#61:  Excusing Delays in Completion

Under the rule that parties to a contract have a duty not to hinder or delay each other’s performance, an owner cannot recover damages for a delay in completion of the contractor’s work if the owner or its agents slowed down the contractor’s performance. But sometimes a third party, or the government, or a casualty or other circumstances will delay final completion of the project of which the contractor’s work is only a part, without hindering the contractor’s own work. In such a case, is the contractor excused from meeting his contractual deadline on the theory that the need for strict compliance with his deadline has become moot — even though the unanticipated circumstance didn’t hinder his work?
An example will illustrate the issue. Suppose an owner contracts separately with two prime contractors — let’s call them “Eastbound” and “Westbound” — each of whom is to build 500 feet of a one-thousand foot tunnel, each at the same unit price per foot, each in 100 days starting on the same day and ending at the same designated point smack in the middle of the mountain. If the tunnel is not completed on time, consider how damages (whether actual or liquidated) should be assessed if:
A. Eastbound reaches the midpoint 10 days late, and Westbound reaches the midpoint 50 days late; or
B. With Westbound well behind schedule, Eastbound — who is tunneling at the rate of five feet per day and is thus on pace to complete on time — takes seven weeks off to do a different job and reaches the midpoint 49 days late, while Westbound reaches the midpoint 50 days late.

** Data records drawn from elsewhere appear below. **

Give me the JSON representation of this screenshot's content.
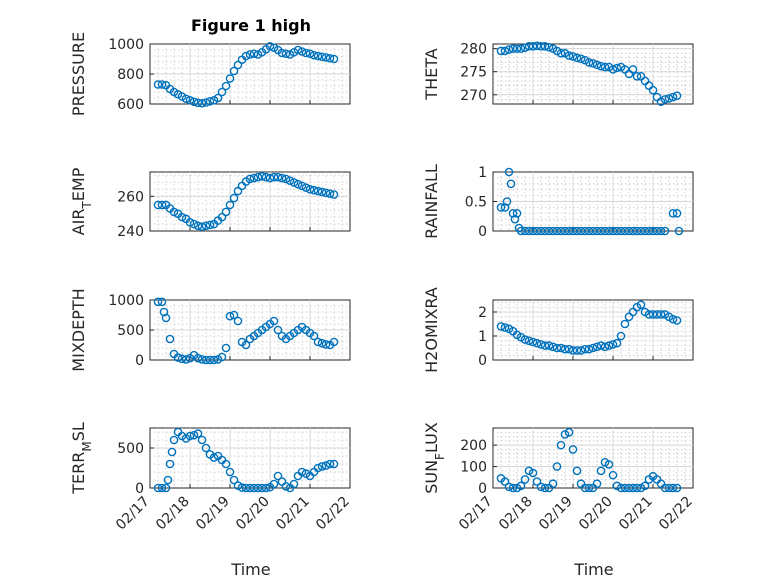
{
  "figure": {
    "title": "Figure 1 high"
  },
  "colors": {
    "marker": "#0072BD",
    "axis": "#262626",
    "grid": "#dcdcdc"
  },
  "x_ticks": [
    "02/17",
    "02/18",
    "02/19",
    "02/20",
    "02/21",
    "02/22"
  ],
  "chart_data": [
    {
      "type": "scatter",
      "ylabel": "PRESSURE",
      "ylim": [
        600,
        1000
      ],
      "yticks": [
        "600",
        "800",
        "1000"
      ],
      "xlim": [
        0,
        5
      ],
      "x": [
        0.2,
        0.3,
        0.4,
        0.5,
        0.6,
        0.7,
        0.8,
        0.9,
        1.0,
        1.1,
        1.2,
        1.3,
        1.4,
        1.5,
        1.6,
        1.7,
        1.8,
        1.9,
        2.0,
        2.1,
        2.2,
        2.3,
        2.4,
        2.5,
        2.6,
        2.7,
        2.8,
        2.9,
        3.0,
        3.1,
        3.2,
        3.3,
        3.4,
        3.5,
        3.6,
        3.7,
        3.8,
        3.9,
        4.0,
        4.1,
        4.2,
        4.3,
        4.4,
        4.5,
        4.6
      ],
      "y": [
        730,
        730,
        725,
        700,
        680,
        665,
        650,
        635,
        625,
        615,
        608,
        605,
        610,
        618,
        625,
        640,
        680,
        720,
        770,
        820,
        860,
        895,
        920,
        930,
        935,
        930,
        945,
        965,
        985,
        975,
        960,
        940,
        935,
        930,
        945,
        960,
        950,
        940,
        935,
        925,
        920,
        915,
        910,
        905,
        900
      ]
    },
    {
      "type": "scatter",
      "ylabel": "THETA",
      "ylim": [
        268,
        281
      ],
      "yticks": [
        "270",
        "275",
        "280"
      ],
      "xlim": [
        0,
        5
      ],
      "x": [
        0.2,
        0.3,
        0.4,
        0.5,
        0.6,
        0.7,
        0.8,
        0.9,
        1.0,
        1.1,
        1.2,
        1.3,
        1.4,
        1.5,
        1.6,
        1.7,
        1.8,
        1.9,
        2.0,
        2.1,
        2.2,
        2.3,
        2.4,
        2.5,
        2.6,
        2.7,
        2.8,
        2.9,
        3.0,
        3.1,
        3.2,
        3.3,
        3.4,
        3.5,
        3.6,
        3.7,
        3.8,
        3.9,
        4.0,
        4.1,
        4.2,
        4.3,
        4.4,
        4.5,
        4.6
      ],
      "y": [
        279.5,
        279.5,
        279.8,
        280.0,
        280.0,
        280.0,
        280.2,
        280.5,
        280.5,
        280.6,
        280.5,
        280.5,
        280.3,
        280.0,
        279.5,
        279.0,
        279.0,
        278.5,
        278.3,
        278.0,
        277.8,
        277.5,
        277.0,
        276.8,
        276.5,
        276.2,
        276.0,
        276.0,
        275.5,
        275.8,
        276.0,
        275.5,
        274.5,
        275.5,
        274.0,
        274.0,
        273.0,
        272.0,
        271.0,
        269.5,
        268.5,
        269.0,
        269.2,
        269.5,
        269.8
      ]
    },
    {
      "type": "scatter",
      "ylabel": "AIR_TEMP",
      "ylim": [
        240,
        274
      ],
      "yticks": [
        "240",
        "260"
      ],
      "xlim": [
        0,
        5
      ],
      "x": [
        0.2,
        0.3,
        0.4,
        0.5,
        0.6,
        0.7,
        0.8,
        0.9,
        1.0,
        1.1,
        1.2,
        1.3,
        1.4,
        1.5,
        1.6,
        1.7,
        1.8,
        1.9,
        2.0,
        2.1,
        2.2,
        2.3,
        2.4,
        2.5,
        2.6,
        2.7,
        2.8,
        2.9,
        3.0,
        3.1,
        3.2,
        3.3,
        3.4,
        3.5,
        3.6,
        3.7,
        3.8,
        3.9,
        4.0,
        4.1,
        4.2,
        4.3,
        4.4,
        4.5,
        4.6
      ],
      "y": [
        255,
        255,
        255,
        253,
        251,
        250,
        248,
        247,
        245,
        244,
        243,
        242.5,
        243,
        243.5,
        244,
        246,
        248,
        251,
        255,
        259,
        263,
        266,
        268.5,
        270,
        270.5,
        271,
        271.5,
        271,
        270.5,
        271,
        271,
        270.5,
        270,
        269,
        268,
        267,
        266,
        265,
        264,
        263.5,
        263,
        262.5,
        262,
        261.5,
        261
      ]
    },
    {
      "type": "scatter",
      "ylabel": "RAINFALL",
      "ylim": [
        0,
        1
      ],
      "yticks": [
        "0",
        "0.5",
        "1"
      ],
      "xlim": [
        0,
        5
      ],
      "x": [
        0.2,
        0.3,
        0.35,
        0.4,
        0.45,
        0.5,
        0.55,
        0.6,
        0.65,
        0.7,
        0.8,
        0.9,
        1.0,
        1.1,
        1.2,
        1.3,
        1.4,
        1.5,
        1.6,
        1.7,
        1.8,
        1.9,
        2.0,
        2.1,
        2.2,
        2.3,
        2.4,
        2.5,
        2.6,
        2.7,
        2.8,
        2.9,
        3.0,
        3.1,
        3.2,
        3.3,
        3.4,
        3.5,
        3.6,
        3.7,
        3.8,
        3.9,
        4.0,
        4.1,
        4.2,
        4.3,
        4.5,
        4.6,
        4.65
      ],
      "y": [
        0.4,
        0.4,
        0.5,
        1.0,
        0.8,
        0.3,
        0.2,
        0.3,
        0.05,
        0,
        0,
        0,
        0,
        0,
        0,
        0,
        0,
        0,
        0,
        0,
        0,
        0,
        0,
        0,
        0,
        0,
        0,
        0,
        0,
        0,
        0,
        0,
        0,
        0,
        0,
        0,
        0,
        0,
        0,
        0,
        0,
        0,
        0,
        0,
        0,
        0,
        0.3,
        0.3,
        0
      ]
    },
    {
      "type": "scatter",
      "ylabel": "MIXDEPTH",
      "ylim": [
        0,
        1000
      ],
      "yticks": [
        "0",
        "500",
        "1000"
      ],
      "xlim": [
        0,
        5
      ],
      "x": [
        0.2,
        0.3,
        0.35,
        0.4,
        0.5,
        0.6,
        0.7,
        0.8,
        0.9,
        1.0,
        1.1,
        1.2,
        1.3,
        1.4,
        1.5,
        1.6,
        1.7,
        1.8,
        1.9,
        2.0,
        2.1,
        2.2,
        2.3,
        2.4,
        2.5,
        2.6,
        2.7,
        2.8,
        2.9,
        3.0,
        3.1,
        3.2,
        3.3,
        3.4,
        3.5,
        3.6,
        3.7,
        3.8,
        3.9,
        4.0,
        4.1,
        4.2,
        4.3,
        4.4,
        4.5,
        4.6
      ],
      "y": [
        970,
        970,
        800,
        700,
        350,
        100,
        40,
        20,
        10,
        30,
        80,
        30,
        10,
        0,
        0,
        0,
        10,
        50,
        200,
        730,
        750,
        650,
        300,
        250,
        350,
        400,
        450,
        500,
        550,
        600,
        650,
        500,
        400,
        350,
        400,
        450,
        500,
        550,
        500,
        450,
        400,
        300,
        280,
        260,
        250,
        300
      ]
    },
    {
      "type": "scatter",
      "ylabel": "H2OMIXRA",
      "ylim": [
        0,
        2.5
      ],
      "yticks": [
        "0",
        "1",
        "2"
      ],
      "xlim": [
        0,
        5
      ],
      "x": [
        0.2,
        0.3,
        0.4,
        0.5,
        0.6,
        0.7,
        0.8,
        0.9,
        1.0,
        1.1,
        1.2,
        1.3,
        1.4,
        1.5,
        1.6,
        1.7,
        1.8,
        1.9,
        2.0,
        2.1,
        2.2,
        2.3,
        2.4,
        2.5,
        2.6,
        2.7,
        2.8,
        2.9,
        3.0,
        3.1,
        3.2,
        3.3,
        3.4,
        3.5,
        3.6,
        3.7,
        3.8,
        3.9,
        4.0,
        4.1,
        4.2,
        4.3,
        4.4,
        4.5,
        4.6
      ],
      "y": [
        1.4,
        1.35,
        1.3,
        1.2,
        1.05,
        0.95,
        0.85,
        0.8,
        0.75,
        0.7,
        0.65,
        0.6,
        0.6,
        0.55,
        0.5,
        0.5,
        0.45,
        0.45,
        0.4,
        0.4,
        0.4,
        0.45,
        0.45,
        0.5,
        0.55,
        0.6,
        0.55,
        0.6,
        0.65,
        0.7,
        1.0,
        1.5,
        1.8,
        2.0,
        2.2,
        2.3,
        2.0,
        1.9,
        1.9,
        1.9,
        1.9,
        1.9,
        1.8,
        1.7,
        1.65
      ]
    },
    {
      "type": "scatter",
      "ylabel": "TERR_MSL",
      "ylim": [
        0,
        750
      ],
      "yticks": [
        "0",
        "500"
      ],
      "xlim": [
        0,
        5
      ],
      "x": [
        0.2,
        0.3,
        0.4,
        0.45,
        0.5,
        0.55,
        0.6,
        0.7,
        0.8,
        0.9,
        1.0,
        1.1,
        1.2,
        1.3,
        1.4,
        1.5,
        1.6,
        1.7,
        1.8,
        1.9,
        2.0,
        2.1,
        2.2,
        2.3,
        2.4,
        2.5,
        2.6,
        2.7,
        2.8,
        2.9,
        3.0,
        3.1,
        3.2,
        3.3,
        3.4,
        3.5,
        3.6,
        3.7,
        3.8,
        3.9,
        4.0,
        4.1,
        4.2,
        4.3,
        4.4,
        4.5,
        4.6
      ],
      "y": [
        0,
        0,
        0,
        100,
        300,
        450,
        600,
        700,
        650,
        620,
        650,
        660,
        680,
        600,
        500,
        420,
        380,
        400,
        350,
        300,
        200,
        100,
        30,
        5,
        0,
        0,
        0,
        0,
        0,
        0,
        10,
        50,
        150,
        80,
        20,
        0,
        50,
        150,
        200,
        180,
        150,
        200,
        250,
        270,
        280,
        300,
        300
      ]
    },
    {
      "type": "scatter",
      "ylabel": "SUN_FLUX",
      "ylim": [
        0,
        280
      ],
      "yticks": [
        "0",
        "100",
        "200"
      ],
      "xlim": [
        0,
        5
      ],
      "x": [
        0.2,
        0.3,
        0.4,
        0.5,
        0.6,
        0.7,
        0.8,
        0.9,
        1.0,
        1.1,
        1.2,
        1.3,
        1.4,
        1.5,
        1.6,
        1.7,
        1.8,
        1.9,
        2.0,
        2.1,
        2.2,
        2.3,
        2.4,
        2.5,
        2.6,
        2.7,
        2.8,
        2.9,
        3.0,
        3.1,
        3.2,
        3.3,
        3.4,
        3.5,
        3.6,
        3.7,
        3.8,
        3.9,
        4.0,
        4.1,
        4.2,
        4.3,
        4.4,
        4.5,
        4.6
      ],
      "y": [
        45,
        30,
        5,
        0,
        0,
        10,
        40,
        80,
        70,
        30,
        5,
        0,
        0,
        20,
        100,
        200,
        250,
        260,
        180,
        80,
        20,
        0,
        0,
        0,
        20,
        80,
        120,
        110,
        60,
        10,
        0,
        0,
        0,
        0,
        0,
        0,
        10,
        40,
        55,
        40,
        20,
        0,
        0,
        0,
        0
      ]
    }
  ],
  "xlabel": "Time"
}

Under both scenarios Eastbound will argue that it is off the hook because its failure to meet its target completion date did not delay opening the tunnel given Westbound’s greater delay. The only difference is that under scenario B, Eastbound could have finished on time but chose instead to take advantage of an opportunity to moonlight when some unanticipated “float” fell into his lap.
Contract law recognizes the doctrine of “frustration of purpose,” which “assumes the possibility of literal performance but excuses performance because supervening events have essentially destroyed the purpose for which the contract was made.” Perry v. Champlain Oil Company, 101 N.H. 97, 98 (1957). Normally the doctrine excuses a party’s performance when the value of the contract to the party seeking to be excused has been destroyed by an unanticipated and fortuitous event. But here, timely performance has turned out to be of no value to the owner, who is not the one seeking to be excused from the contractual deadline. Moreover, performance of the entire contract has not lost its value to the owner; only the completion deadline has lost its value, and only for a relatively short time. The commercial frustration defense is a poor fit.
“No harm,” then, does not necessarily mean “no foul.” But it may mean “no remedy.” An owner who must prove actual damages (because there is no enforceable liquidated damages clause), but cannot pin loss of use of the project as a whole on Eastbound, is unlikely to be awarded any damages for the breach. If, however, liquidated damages are sought, the result could be different, since proof of actual damages is not necessary for enforcement of a liquidated damages provision.
Scenario B presents an additional issue. If Eastbound was on pace to finish on time and Westbound was lagging, the owner could have issued change orders adding 100 feet to Eastbound’s scope and deducting 100 feet from Westbound’s scope, resulting in faster completion of the tunnel (120 days rather than 150) at no additional cost. By not keeping Eastbound on site, the owner likely waived any right to complain about late completion of its contract.